Dans le cortège parti de la place Pouchkine pour rejoindre l’avenue Sakharov trois kilomètres plus loin, Sergueï Kessler, au chômage, dénonce la loi qui renforce considérablement les amendes à l’encontre des manifestants en cas de troubles, signée vendredi par le président Vladimir Poutine, ainsi que les perquisitions lundi contre des leaders de l’opposition.
"Tout cela montre bien le système de verticale du pouvoir mis en place par Poutine, mais le résultat, c’est que les gens sont encore plus nombreux à venir manifester", estime cet homme de 58 ans, alors que les organisateurs annoncent plus de 100.000 participants, 18.000 selon la police.
"Ces mesures ne vont aboutir qu’à une radicalisation de l’opposition", dit-il au milieu de la foule exhibant des banderoles aux slogans les plus divers, "la Russie sans Poutine" et "Poutine voleur" étant les plus répandus à cette "marche des millions".
De nombreux sympathisants de l’opposition agitent des drapeaux orange (mouvement libéral Solidarnost), rouges (Front de gauche) blanc et vert (parti libéral Iabloko).
Dans l’avenue Sakharov où les orateurs se succèdent à la tribune, des nationalistes agitant des drapeaux jaune et noir font une entrée bruyante en tapant sur une grosse caisse et des batteries.
Pendant que Boris Nemtsov, un leader de l’opposition libérale et ancien ministre du président Boris Eltsine, s’en prend au régime de Vladimir Poutine, des étudiants dans la foule ignorent ce qui se passe à la tribune et forment un grand cercle, dénoncent le prix élevé des études et réclament une médecine gratuite.

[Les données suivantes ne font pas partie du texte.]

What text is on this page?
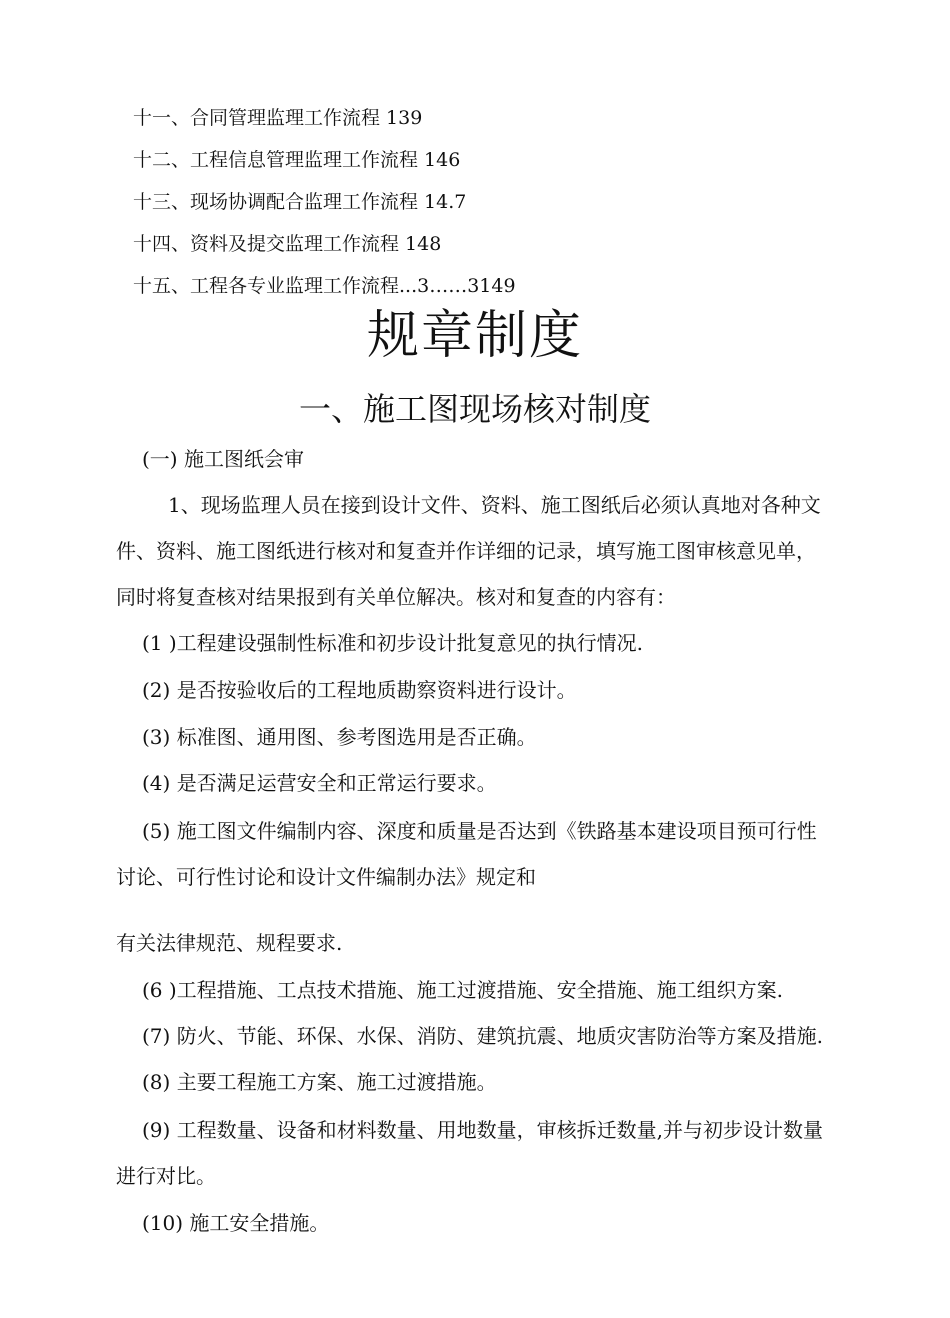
十一、合同管理监理工作流程 139
十二、工程信息管理监理工作流程 146
十三、现场协调配合监理工作流程 14.7
十四、资料及提交监理工作流程 148
十五、工程各专业监理工作流程...3……3149
规章制度
一、施工图现场核对制度
(一) 施工图纸会审
1、现场监理人员在接到设计文件、资料、施工图纸后必须认真地对各种文
件、资料、施工图纸进行核对和复查并作详细的记录，填写施工图审核意见单，
同时将复查核对结果报到有关单位解决。核对和复查的内容有：
(1 )工程建设强制性标准和初步设计批复意见的执行情况.
(2) 是否按验收后的工程地质勘察资料进行设计。
(3) 标准图、通用图、参考图选用是否正确。
(4) 是否满足运营安全和正常运行要求。
(5) 施工图文件编制内容、深度和质量是否达到《铁路基本建设项目预可行性
讨论、可行性讨论和设计文件编制办法》规定和
有关法律规范、规程要求.
(6 )工程措施、工点技术措施、施工过渡措施、安全措施、施工组织方案.
(7) 防火、节能、环保、水保、消防、建筑抗震、地质灾害防治等方案及措施.
(8) 主要工程施工方案、施工过渡措施。
(9) 工程数量、设备和材料数量、用地数量，审核拆迁数量,并与初步设计数量
进行对比。
(10) 施工安全措施。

Derrière eux, des manifestants se présentant comme des "patriotes de Russie" exhibent une banderole à la gloire du président syrien : "Assad défend son pays".
"Poutine, lui, ne défend pas son pays, mais les intérêts de l’impérialisme américain", estime Alexandre Dourniev, un "patriote" qui réclame le départ du président russe mais ne souhaite pas le voir remplacé par des membres de l’opposition libérale "comme Nemtsov qui ne pensent qu’à arriver au pouvoir pour faire la même chose", dit-il.

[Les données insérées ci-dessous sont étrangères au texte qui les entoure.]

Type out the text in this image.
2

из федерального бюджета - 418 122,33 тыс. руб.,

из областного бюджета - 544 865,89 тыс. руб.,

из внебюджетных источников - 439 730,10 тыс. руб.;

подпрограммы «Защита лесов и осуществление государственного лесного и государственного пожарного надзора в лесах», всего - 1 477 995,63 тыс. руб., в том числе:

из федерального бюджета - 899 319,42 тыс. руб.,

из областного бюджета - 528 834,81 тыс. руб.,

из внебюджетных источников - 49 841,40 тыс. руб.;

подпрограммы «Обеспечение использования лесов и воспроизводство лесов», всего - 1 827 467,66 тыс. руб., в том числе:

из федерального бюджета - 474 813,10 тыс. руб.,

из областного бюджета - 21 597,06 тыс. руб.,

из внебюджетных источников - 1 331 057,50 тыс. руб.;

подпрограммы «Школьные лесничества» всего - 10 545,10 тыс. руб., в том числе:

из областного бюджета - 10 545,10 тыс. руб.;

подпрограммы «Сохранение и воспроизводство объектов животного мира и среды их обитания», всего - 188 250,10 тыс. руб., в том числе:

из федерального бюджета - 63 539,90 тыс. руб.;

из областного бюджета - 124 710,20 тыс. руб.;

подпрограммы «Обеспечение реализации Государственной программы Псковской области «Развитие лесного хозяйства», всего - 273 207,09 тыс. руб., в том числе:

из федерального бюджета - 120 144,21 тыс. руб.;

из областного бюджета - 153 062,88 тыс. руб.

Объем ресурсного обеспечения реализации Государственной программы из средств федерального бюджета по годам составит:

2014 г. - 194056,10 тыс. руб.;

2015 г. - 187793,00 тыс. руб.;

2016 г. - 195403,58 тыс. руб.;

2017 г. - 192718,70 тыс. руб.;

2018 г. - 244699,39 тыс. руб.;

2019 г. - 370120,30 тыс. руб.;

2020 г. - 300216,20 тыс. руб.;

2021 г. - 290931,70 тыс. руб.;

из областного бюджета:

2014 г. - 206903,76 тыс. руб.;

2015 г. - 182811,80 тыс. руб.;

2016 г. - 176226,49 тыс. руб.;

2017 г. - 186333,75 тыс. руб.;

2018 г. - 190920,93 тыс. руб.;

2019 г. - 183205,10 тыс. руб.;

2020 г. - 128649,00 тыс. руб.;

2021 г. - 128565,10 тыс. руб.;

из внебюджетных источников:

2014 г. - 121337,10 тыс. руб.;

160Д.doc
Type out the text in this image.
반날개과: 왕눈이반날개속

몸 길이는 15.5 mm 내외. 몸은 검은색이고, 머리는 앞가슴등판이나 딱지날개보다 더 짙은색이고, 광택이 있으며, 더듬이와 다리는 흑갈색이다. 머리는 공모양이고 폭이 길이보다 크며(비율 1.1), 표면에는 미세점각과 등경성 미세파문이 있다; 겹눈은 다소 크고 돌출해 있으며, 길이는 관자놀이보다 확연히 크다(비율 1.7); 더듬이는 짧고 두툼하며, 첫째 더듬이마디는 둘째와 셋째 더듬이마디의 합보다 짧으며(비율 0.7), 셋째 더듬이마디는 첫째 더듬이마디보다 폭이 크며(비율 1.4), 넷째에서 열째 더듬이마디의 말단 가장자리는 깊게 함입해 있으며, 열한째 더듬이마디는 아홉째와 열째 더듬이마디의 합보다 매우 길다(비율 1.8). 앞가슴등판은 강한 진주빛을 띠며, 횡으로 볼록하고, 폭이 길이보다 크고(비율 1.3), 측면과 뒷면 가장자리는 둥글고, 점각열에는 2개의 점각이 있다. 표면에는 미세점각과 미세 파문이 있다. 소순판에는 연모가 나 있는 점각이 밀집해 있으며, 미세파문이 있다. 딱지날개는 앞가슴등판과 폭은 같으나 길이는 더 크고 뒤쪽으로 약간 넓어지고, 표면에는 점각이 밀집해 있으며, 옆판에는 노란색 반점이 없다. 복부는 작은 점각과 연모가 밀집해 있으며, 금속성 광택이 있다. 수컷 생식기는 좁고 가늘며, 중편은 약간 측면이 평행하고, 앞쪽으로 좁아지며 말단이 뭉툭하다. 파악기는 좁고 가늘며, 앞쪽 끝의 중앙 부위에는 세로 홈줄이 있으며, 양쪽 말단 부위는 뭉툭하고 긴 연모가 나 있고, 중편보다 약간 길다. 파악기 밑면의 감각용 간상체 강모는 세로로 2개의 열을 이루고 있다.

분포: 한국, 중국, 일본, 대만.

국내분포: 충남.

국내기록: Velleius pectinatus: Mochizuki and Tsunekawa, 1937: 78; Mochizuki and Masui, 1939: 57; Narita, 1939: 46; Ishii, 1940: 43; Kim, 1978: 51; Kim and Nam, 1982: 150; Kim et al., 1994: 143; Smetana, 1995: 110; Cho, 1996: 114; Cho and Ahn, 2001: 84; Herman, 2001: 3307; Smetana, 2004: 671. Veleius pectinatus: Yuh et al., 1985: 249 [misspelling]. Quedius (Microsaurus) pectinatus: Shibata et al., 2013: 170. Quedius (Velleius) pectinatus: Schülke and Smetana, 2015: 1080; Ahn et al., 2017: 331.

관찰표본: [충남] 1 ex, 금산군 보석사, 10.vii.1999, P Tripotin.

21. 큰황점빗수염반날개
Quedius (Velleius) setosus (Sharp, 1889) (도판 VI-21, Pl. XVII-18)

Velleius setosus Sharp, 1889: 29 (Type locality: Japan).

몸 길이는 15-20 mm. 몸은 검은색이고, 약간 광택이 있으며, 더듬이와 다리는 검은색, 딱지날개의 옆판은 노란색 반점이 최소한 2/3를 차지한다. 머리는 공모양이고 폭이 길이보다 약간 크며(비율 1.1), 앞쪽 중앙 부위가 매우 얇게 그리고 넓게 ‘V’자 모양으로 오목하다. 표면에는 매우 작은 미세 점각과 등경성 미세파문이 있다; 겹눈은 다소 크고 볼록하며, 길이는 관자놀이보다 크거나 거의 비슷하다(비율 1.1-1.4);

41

Une femme de la même mouvance, qui refuse de décliner son identité, s’en prend aussi au "voleur Poutine, devenu l’un des hommes les plus riches du monde", tout en fustigeant les leaders de l’opposition libérale "qui représentent les intérêts de l’Amérique".
Un peu plus loin, d’autres manifestants anti-Poutine déroulent une banderole de leur mouvement, le groupe d’initiative pour la tenue d’un référendum (IGPR). "Nous exigeons que les gens au pouvoir répondent de leurs actes", explique l’un des ses membres, Kirill Tratko.
Au milieu de l’avenue, un petit groupe de communistes et d’anarchistes eux aussi critiques à l’égard de Poutine, ignorent les discours des leaders de l’opposition et se querellent bruyamment autour de la statue d’un poète récemment déboulonnée.
Seul avec son drapeau blanc où il a écrit Facebook, un manifestant vante les mérites du réseau social : "Facebook, c’est la meilleure arme contre Poutine, c’est notre meilleure artillerie", dit Philippe Talanov, un designer de 45 ans, en référence aux révoltes populaires du Printemps arabe.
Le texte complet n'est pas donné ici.